Correio braziliense, n. 20819 , 23/05/2020. Economia, p.12

Sarah Teófilo

23/05/2020

 

 

CORONAVÍRUS » Câmara dos Deputados aprova mudança nas regras de falência durante a pandemia da covid-19. Proposta, que ainda vai ao Senado, amplia para R$ 100 mil o valor mínimo da dívida que permite a credores pedirem à Justiça a decretação de quebra de companhias

A Câmara dos Deputados aprovou na última quinta-feira projeto de lei que altera, em caráter transitório, as regras para falências e processos de recuperação judicial durante a pandemia do novo coronavírus. A intenção é auxiliar empresas durante o período de crise econômica. A proposta, que cria um Sistema de Prevenção à Insolvência, segue para aprovação no Senado Federal.

A lei servirá para "pessoa natural ou jurídica que exerça ou tenha por objeto o exercício de atividade econômica em nome próprio, independentemente de inscrição ou da natureza empresária da sua atividade" — ou seja, serve para empresários individuais, autônomos e pessoas jurídicas. As regras do projeto valem para situações que ocorreram desde 20 de março, quando foi publicado o decreto que reconheceu o estado de calamidade pública no Brasil em decorrência da pandemia, até 31 de dezembro deste ano, data em que o referido decreto vence.

Conforme o projeto, a partir do momento em que a lei for aprovada e passar a valer, ficarão suspensas por 30 dias as ações judiciais e extrajudiciais de execução de garantias, além da decretação de falência, a quebra unilateral de contratos ou revisão de contratos, a cobrança de multas, despejo por falta de pagamento ou outro elemento econômico do contrato. Assim, durante esse período, as partes deverão buscar acordos extrajudiciais para renegociar as dívidas, levando em consideração o cenário da pandemia do novo coronavírus.

Se, nesse prazo, não houver acordo, aquele empresário que comprovar uma redução de 30% do seu rendimento — ou valor superior a esse — poderá fazer o processo, chamado de "negociação preventiva", feito por um juiz da área de falências.

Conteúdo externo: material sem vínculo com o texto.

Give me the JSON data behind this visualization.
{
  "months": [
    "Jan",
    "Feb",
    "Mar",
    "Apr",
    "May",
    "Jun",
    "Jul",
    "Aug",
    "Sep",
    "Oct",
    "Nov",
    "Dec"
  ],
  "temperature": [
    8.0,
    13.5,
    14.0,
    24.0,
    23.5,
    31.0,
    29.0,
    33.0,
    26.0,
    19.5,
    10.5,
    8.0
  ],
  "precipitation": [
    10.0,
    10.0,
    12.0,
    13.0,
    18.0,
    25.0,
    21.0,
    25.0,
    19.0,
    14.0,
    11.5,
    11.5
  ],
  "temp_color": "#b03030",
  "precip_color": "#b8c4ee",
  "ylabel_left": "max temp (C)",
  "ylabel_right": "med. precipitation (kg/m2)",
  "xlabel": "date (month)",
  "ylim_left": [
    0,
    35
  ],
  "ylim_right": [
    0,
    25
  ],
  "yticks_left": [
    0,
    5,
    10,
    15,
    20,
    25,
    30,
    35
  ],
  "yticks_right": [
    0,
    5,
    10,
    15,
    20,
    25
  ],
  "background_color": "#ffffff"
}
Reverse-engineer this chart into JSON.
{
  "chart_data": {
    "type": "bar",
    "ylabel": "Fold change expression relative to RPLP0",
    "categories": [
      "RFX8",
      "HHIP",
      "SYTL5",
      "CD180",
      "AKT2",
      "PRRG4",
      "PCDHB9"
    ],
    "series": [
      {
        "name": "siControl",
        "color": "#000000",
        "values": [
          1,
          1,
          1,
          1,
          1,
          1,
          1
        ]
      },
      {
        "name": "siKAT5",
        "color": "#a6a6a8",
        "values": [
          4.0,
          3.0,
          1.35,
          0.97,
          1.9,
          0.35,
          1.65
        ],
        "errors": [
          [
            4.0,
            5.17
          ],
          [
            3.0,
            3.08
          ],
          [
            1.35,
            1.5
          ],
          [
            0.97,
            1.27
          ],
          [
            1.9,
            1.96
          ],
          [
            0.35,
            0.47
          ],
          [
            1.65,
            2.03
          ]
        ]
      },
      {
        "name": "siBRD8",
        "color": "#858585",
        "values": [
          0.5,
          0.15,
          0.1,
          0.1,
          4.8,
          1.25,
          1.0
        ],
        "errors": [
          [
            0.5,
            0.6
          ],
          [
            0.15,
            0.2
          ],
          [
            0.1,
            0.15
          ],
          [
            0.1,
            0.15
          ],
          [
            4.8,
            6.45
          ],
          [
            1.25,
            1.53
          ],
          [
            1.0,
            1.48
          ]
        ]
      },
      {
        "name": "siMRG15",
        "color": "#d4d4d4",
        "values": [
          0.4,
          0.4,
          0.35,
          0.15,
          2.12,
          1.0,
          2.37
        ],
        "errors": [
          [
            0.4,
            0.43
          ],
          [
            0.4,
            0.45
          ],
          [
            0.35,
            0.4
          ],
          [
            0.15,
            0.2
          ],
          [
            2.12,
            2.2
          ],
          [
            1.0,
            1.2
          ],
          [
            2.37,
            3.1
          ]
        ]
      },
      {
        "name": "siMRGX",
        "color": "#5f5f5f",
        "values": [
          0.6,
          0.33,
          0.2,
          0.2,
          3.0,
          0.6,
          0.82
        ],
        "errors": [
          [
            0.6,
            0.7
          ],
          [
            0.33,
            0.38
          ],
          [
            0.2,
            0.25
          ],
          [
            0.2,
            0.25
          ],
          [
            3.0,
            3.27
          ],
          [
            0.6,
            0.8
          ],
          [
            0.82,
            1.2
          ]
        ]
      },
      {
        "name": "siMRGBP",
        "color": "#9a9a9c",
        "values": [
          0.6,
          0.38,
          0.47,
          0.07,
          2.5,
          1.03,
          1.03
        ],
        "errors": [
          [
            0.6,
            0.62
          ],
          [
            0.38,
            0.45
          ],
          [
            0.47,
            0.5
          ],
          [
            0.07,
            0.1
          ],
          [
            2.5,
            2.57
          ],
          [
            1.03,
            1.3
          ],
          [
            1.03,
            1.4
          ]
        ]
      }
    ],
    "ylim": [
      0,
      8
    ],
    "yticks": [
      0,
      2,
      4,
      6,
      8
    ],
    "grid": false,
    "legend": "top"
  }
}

O percentual em questão precisa ser analisado com base na média da receita do último trimestre correspondente de atividade no exercício anterior. O devedor terá prazo de 60 dias para ajuizar o pedido de negociação. Ao fazer o requerimento, todas as obrigações estabelecidas em planos de recuperação judicial ou extrajudicial homologados ficam suspensos por 90 dias.

Segundo o projeto, em relação às micro e pequenas empresas, ficou definido que "todos os créditos detidos, independentemente da garantia ou natureza do crédito, estarão sujeitos aos efeitos dos procedimentos regulamentados pela lei", tendo "condições mais favoráveis em razão da vulnerabilidade".

Com base no projeto, a participação dos credores na sessão da chamada "negociação preventiva" é facultativa, "cabendo ao devedor requerente dar ciência aos credores, por qualquer meio idôneo e eficaz, sobre o início das negociações".

Ampliação
Além disso, durante o processo que será analisado por um juiz de falências, o devedor pode buscar e obter financiamento para a sua empresa ou negócio — esse valor não será computado dentro da dívida já apresentada.

O projeto também amplia de 40 salários mínimos (cerca de R$ 40 mil) para R$ 100 mil o valor mínimo para que seja pedida a falência. O devedor também poderá fazer o pedido de recuperação judicial ainda que tenha apresentado outro pedido nos últimos cinco anos. Se for extrajudicial, o prazo cai para dois anos.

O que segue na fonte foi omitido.